Como combater então o pequeno ladrão, o ratoneiro que todas as noites faz seus uns veículos estacionados ou gama umas carteiras? Grande parte deles nunca consuma um furto qualificado, ficando pelo furto simples onde nem em abstracto terá lugar a prisão preventiva; aqueles que tiverem azar e forem apanhados num furto qualificado ou por um roubo também poucas vezes reunirão os restantes presupostos para imposição da prisão preventiva.
Sujeitam-se então todos eles a medidas de apresentação periódica, a cauções, a proibições de contactos, a proibições de frequentar certos meios ou locais....
Por amor de Deus! Quando a comunidade delinquente, que demora algum tempo a absorver e processar a sabedoria que a experiência lhe vai dando, se der conta que toda a malta vai ao juiz para primeiro interrogatório de arguido detido e sai de lá com apresentações, vai ser o bom e o bonito.
Mas disto não cuida a nomenklatura; compreensivelmente, pois quem sofre os desmandos será sempre o povinho.
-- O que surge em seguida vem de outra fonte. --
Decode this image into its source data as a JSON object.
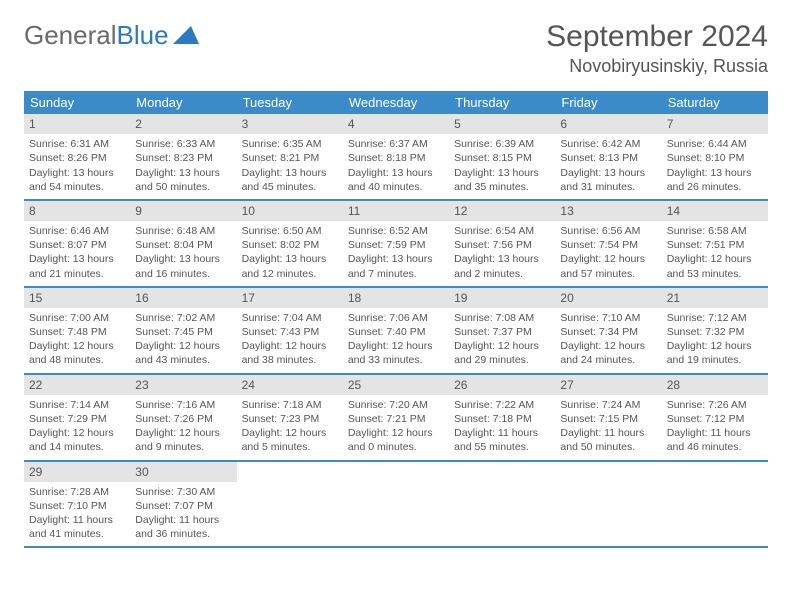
{
  "logo": {
    "text1": "General",
    "text2": "Blue"
  },
  "title": "September 2024",
  "location": "Novobiryusinskiy, Russia",
  "colors": {
    "header_bg": "#3b8bc9",
    "header_text": "#ffffff",
    "daynum_bg": "#e4e4e4",
    "border": "#3b8bc9",
    "text": "#555555",
    "logo_gray": "#6a6a6a",
    "logo_blue": "#2a7bbf",
    "background": "#ffffff"
  },
  "day_names": [
    "Sunday",
    "Monday",
    "Tuesday",
    "Wednesday",
    "Thursday",
    "Friday",
    "Saturday"
  ],
  "weeks": [
    [
      {
        "n": "1",
        "sr": "Sunrise: 6:31 AM",
        "ss": "Sunset: 8:26 PM",
        "dl": "Daylight: 13 hours and 54 minutes."
      },
      {
        "n": "2",
        "sr": "Sunrise: 6:33 AM",
        "ss": "Sunset: 8:23 PM",
        "dl": "Daylight: 13 hours and 50 minutes."
      },
      {
        "n": "3",
        "sr": "Sunrise: 6:35 AM",
        "ss": "Sunset: 8:21 PM",
        "dl": "Daylight: 13 hours and 45 minutes."
      },
      {
        "n": "4",
        "sr": "Sunrise: 6:37 AM",
        "ss": "Sunset: 8:18 PM",
        "dl": "Daylight: 13 hours and 40 minutes."
      },
      {
        "n": "5",
        "sr": "Sunrise: 6:39 AM",
        "ss": "Sunset: 8:15 PM",
        "dl": "Daylight: 13 hours and 35 minutes."
      },
      {
        "n": "6",
        "sr": "Sunrise: 6:42 AM",
        "ss": "Sunset: 8:13 PM",
        "dl": "Daylight: 13 hours and 31 minutes."
      },
      {
        "n": "7",
        "sr": "Sunrise: 6:44 AM",
        "ss": "Sunset: 8:10 PM",
        "dl": "Daylight: 13 hours and 26 minutes."
      }
    ],
    [
      {
        "n": "8",
        "sr": "Sunrise: 6:46 AM",
        "ss": "Sunset: 8:07 PM",
        "dl": "Daylight: 13 hours and 21 minutes."
      },
      {
        "n": "9",
        "sr": "Sunrise: 6:48 AM",
        "ss": "Sunset: 8:04 PM",
        "dl": "Daylight: 13 hours and 16 minutes."
      },
      {
        "n": "10",
        "sr": "Sunrise: 6:50 AM",
        "ss": "Sunset: 8:02 PM",
        "dl": "Daylight: 13 hours and 12 minutes."
      },
      {
        "n": "11",
        "sr": "Sunrise: 6:52 AM",
        "ss": "Sunset: 7:59 PM",
        "dl": "Daylight: 13 hours and 7 minutes."
      },
      {
        "n": "12",
        "sr": "Sunrise: 6:54 AM",
        "ss": "Sunset: 7:56 PM",
        "dl": "Daylight: 13 hours and 2 minutes."
      },
      {
        "n": "13",
        "sr": "Sunrise: 6:56 AM",
        "ss": "Sunset: 7:54 PM",
        "dl": "Daylight: 12 hours and 57 minutes."
      },
      {
        "n": "14",
        "sr": "Sunrise: 6:58 AM",
        "ss": "Sunset: 7:51 PM",
        "dl": "Daylight: 12 hours and 53 minutes."
      }
    ],
    [
      {
        "n": "15",
        "sr": "Sunrise: 7:00 AM",
        "ss": "Sunset: 7:48 PM",
        "dl": "Daylight: 12 hours and 48 minutes."
      },
      {
        "n": "16",
        "sr": "Sunrise: 7:02 AM",
        "ss": "Sunset: 7:45 PM",
        "dl": "Daylight: 12 hours and 43 minutes."
      },
      {
        "n": "17",
        "sr": "Sunrise: 7:04 AM",
        "ss": "Sunset: 7:43 PM",
        "dl": "Daylight: 12 hours and 38 minutes."
      },
      {
        "n": "18",
        "sr": "Sunrise: 7:06 AM",
        "ss": "Sunset: 7:40 PM",
        "dl": "Daylight: 12 hours and 33 minutes."
      },
      {
        "n": "19",
        "sr": "Sunrise: 7:08 AM",
        "ss": "Sunset: 7:37 PM",
        "dl": "Daylight: 12 hours and 29 minutes."
      },
      {
        "n": "20",
        "sr": "Sunrise: 7:10 AM",
        "ss": "Sunset: 7:34 PM",
        "dl": "Daylight: 12 hours and 24 minutes."
      },
      {
        "n": "21",
        "sr": "Sunrise: 7:12 AM",
        "ss": "Sunset: 7:32 PM",
        "dl": "Daylight: 12 hours and 19 minutes."
      }
    ],
    [
      {
        "n": "22",
        "sr": "Sunrise: 7:14 AM",
        "ss": "Sunset: 7:29 PM",
        "dl": "Daylight: 12 hours and 14 minutes."
      },
      {
        "n": "23",
        "sr": "Sunrise: 7:16 AM",
        "ss": "Sunset: 7:26 PM",
        "dl": "Daylight: 12 hours and 9 minutes."
      },
      {
        "n": "24",
        "sr": "Sunrise: 7:18 AM",
        "ss": "Sunset: 7:23 PM",
        "dl": "Daylight: 12 hours and 5 minutes."
      },
      {
        "n": "25",
        "sr": "Sunrise: 7:20 AM",
        "ss": "Sunset: 7:21 PM",
        "dl": "Daylight: 12 hours and 0 minutes."
      },
      {
        "n": "26",
        "sr": "Sunrise: 7:22 AM",
        "ss": "Sunset: 7:18 PM",
        "dl": "Daylight: 11 hours and 55 minutes."
      },
      {
        "n": "27",
        "sr": "Sunrise: 7:24 AM",
        "ss": "Sunset: 7:15 PM",
        "dl": "Daylight: 11 hours and 50 minutes."
      },
      {
        "n": "28",
        "sr": "Sunrise: 7:26 AM",
        "ss": "Sunset: 7:12 PM",
        "dl": "Daylight: 11 hours and 46 minutes."
      }
    ],
    [
      {
        "n": "29",
        "sr": "Sunrise: 7:28 AM",
        "ss": "Sunset: 7:10 PM",
        "dl": "Daylight: 11 hours and 41 minutes."
      },
      {
        "n": "30",
        "sr": "Sunrise: 7:30 AM",
        "ss": "Sunset: 7:07 PM",
        "dl": "Daylight: 11 hours and 36 minutes."
      },
      null,
      null,
      null,
      null,
      null
    ]
  ]
}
Entretanto, como ironia suprema, já temos o observatório do Prof. Boaventura a estudar as consequências da aplicação da reforma penal. Uma maravilha, pois claro, a cantar em prosa e em verso.
1 Comments:
Nem de propósito, encontro hoje no Jornal de Notícias, sob o título "Código de Processo Penal comparado a novo "imposto", uma peça que ajuda a explicar o que tentei dizer.
O comandante da PSP de Coimbra comparou, ontem, o novo Código do Processo Penal (CCP) a "um grave imposto, que as pessoas estão a pagar, como vítimas de determinado tipo de crimes". Bastos Leitão aludia ao "recrudescimento" da prática de crimes cuja moldura penal, por ser inferior a cinco anos de cadeia, não coloca os presumíveis autores em prisão preventiva.
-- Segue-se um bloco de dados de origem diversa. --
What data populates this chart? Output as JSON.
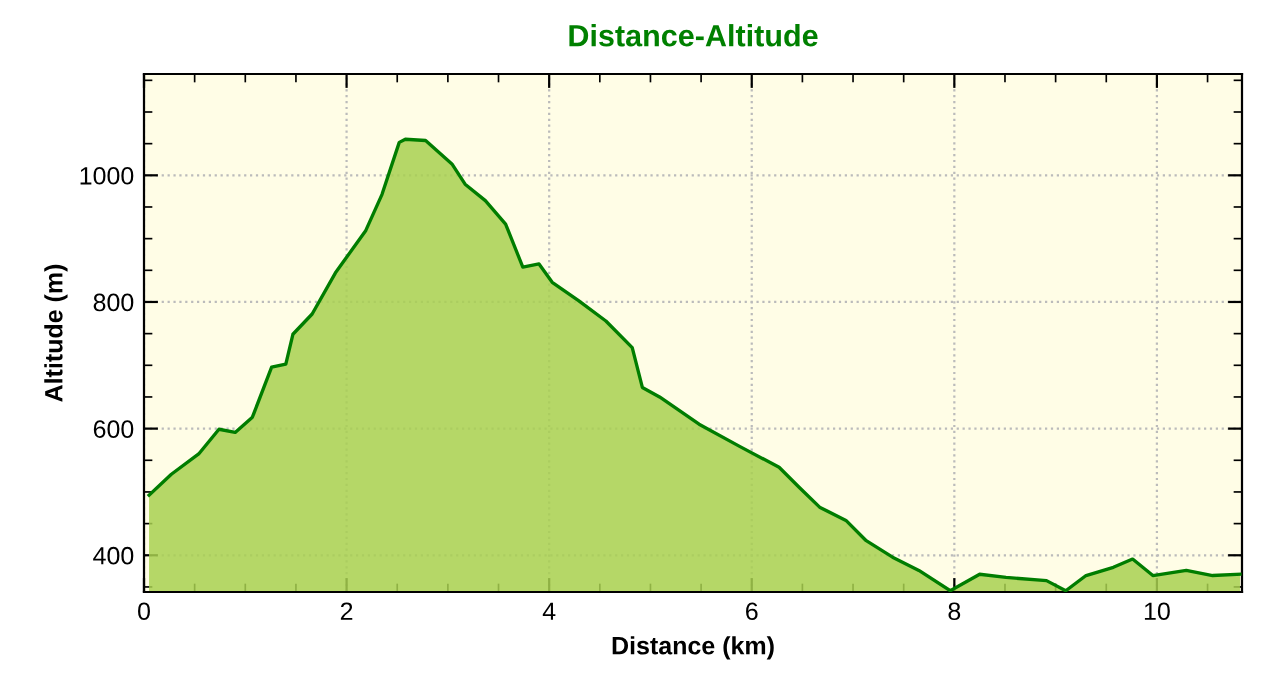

"Se o suspeito não é sujeito a medidas de privação da liberdade nem a um processo de ressocialização, qual é a última razão que lhe assiste? É ir perpetrando este tipo de pequeno crime, para matar o vício [em estupefacientes]", declarou Bastos Leitão.
Neste contexto, o comandante contou que a PSP de Coimbra acaba de deter um jovem toxicodependente que levou, ontem mesmo, a primeiro interrogatório judicial. Apesar de a PSP ter "provas" de que ele é autor de "dois assaltos por esticão, mais um furto qualificado e três simples", o juiz colocou-o em liberdade e só o obrigou, como medidas de coacção, a prestar termo de identidade e residência e a apresentar-se, periodicamente, num posto policial, relatou Bastos Leitão.
O responsável fez questão de sublinhar que não tencionava atingir procuradores ou juízes de instrução "Eles estão limitados pelo princípio da legalidade".
Bastos Leitão marcara a conferência de imprensa de ontem para falar da diminuição de 9,5% da criminalidade, em 2007, na área do comando da PSP de Coimbra. Porém, o diálogo com os jornalistas acabou por centrar-se no "recrudescimento" da criminalidade, que não quantificou, no primeiro trimestre deste ano.
Foi justamente a partir de Janeiro, três meses após a entrada em vigor do novo CPP, que se avolumou a libertação de presos preventivos,"que estão novamente activos", apontou o comandante da PSP. Que disse, por outro lado, não ter "dúvidas nenhumas" de que a generalidade dos delinquentes já interiorizou as vantagens do novo Código "Temos relatos de alguns que indicam que sabem o que fazem...", disse.
Bastos Leitão assegurou ainda que a sistemática libertação de suspeitos da prática de pequenos crimes, como furtos em estabelecimentos, residências e viaturas, não levará a PSP a "baixar os braços". Todavia, admitiu que haja uma "reorientação" das suas práticas, virando-as mais para o aconselhamento e a prevenção de crimes. "É preciso que os cidadãos tenham outro tipo de cuidados de autoprotecção", sustentou.